While building our model, we looked at just a couple of parameters, randomstate and solver attribute. However, logistic regression model has a lot of parameters, such as regularization parameter, which are common for hyperoptimization of the model. In the next section, we will try to optimize the model's parameters and its overall score. Most commonly used hyperparameters optimization technique is grid search, which we will apply on our model.

  # create the model
  model_lr_1 = LogisticRegression (random_state=0, solver='liblinear')

  # import GridSearch function
  from sklearn.model_selection import GridSearchCV

  # create parameters dictionary
  parameters = {'C':[1.0, 10.0, 50.0, 100.0, 1000.0], 'penalty':['l1','l2']} 

  # create the grid search object
  clf = GridSearchCV (model_lr, param_grid = parameters, cv =3)

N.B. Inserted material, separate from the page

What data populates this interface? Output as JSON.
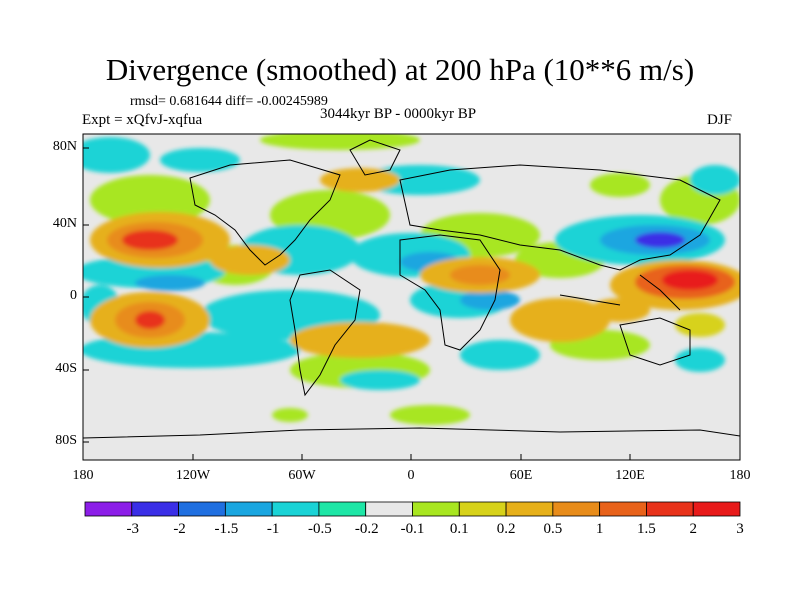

  # pass the train data to train different models with different hyperparameter combinations
  clf.fit (X_train, y_train)
  GridSearchCV(cv=3,
  estimator=LogisticRegression(random_state=0, solver='liblinear'),
  param_grid={'C': [1.0, 10.0, 50.0, 100.0, 1000.0],
              'penalty': ['l1', 'l2']})
  # get the best settings
  clf.best_params_
 {'C': 1.0, 'penalty': 'l1'}
  # check the model performance score
  print ('best score : {0:.2f}'.format (clf.best_score_))
 best score : 0.82
  # evaluate the model
  print ('score for logistic regression - version 2 : {0:.2f}'.format (clf.score(X_test, y_test)))
 score for logistic regression - version 2 : 0.82

So, in this part of model tuning, we are checking whether we can optimize our model even further. Grid search technique relies on a cross validation logic, where we are trying out different hyperparameters in the logistic regression function. For example, the C value represents regularization parameter. We also set cv to be 3, so we apply the 3-k fold cross validation. The goal is to find the best combination of hyperparameters' values. Here, we can se that our model's performance is not significantly improved after applying this technique. This is simply because we are reaching the maximum limit of the logistic regression model. After applying feature standardization and normalization, we confirm the same conclusion.


Persistance of ML model and its API

In the final deployment of the model, we used the pickle library, put all the .pkl files in the model folder, which is in accordance with the cookie-cutter data science template. So, we write or persist our model to the disk, so it would be available at any moment for making predictions. Our disk is in the role of the server for our future model API. Afterwards, we created the model's API by using the flask and request libraries, so we could envoke the API. Simply put, the job of our API is to create predictions when the input data are delivered. It gets and extract the data, process and model the data. Finally, the API is predicting the survival of the Titanic passangers.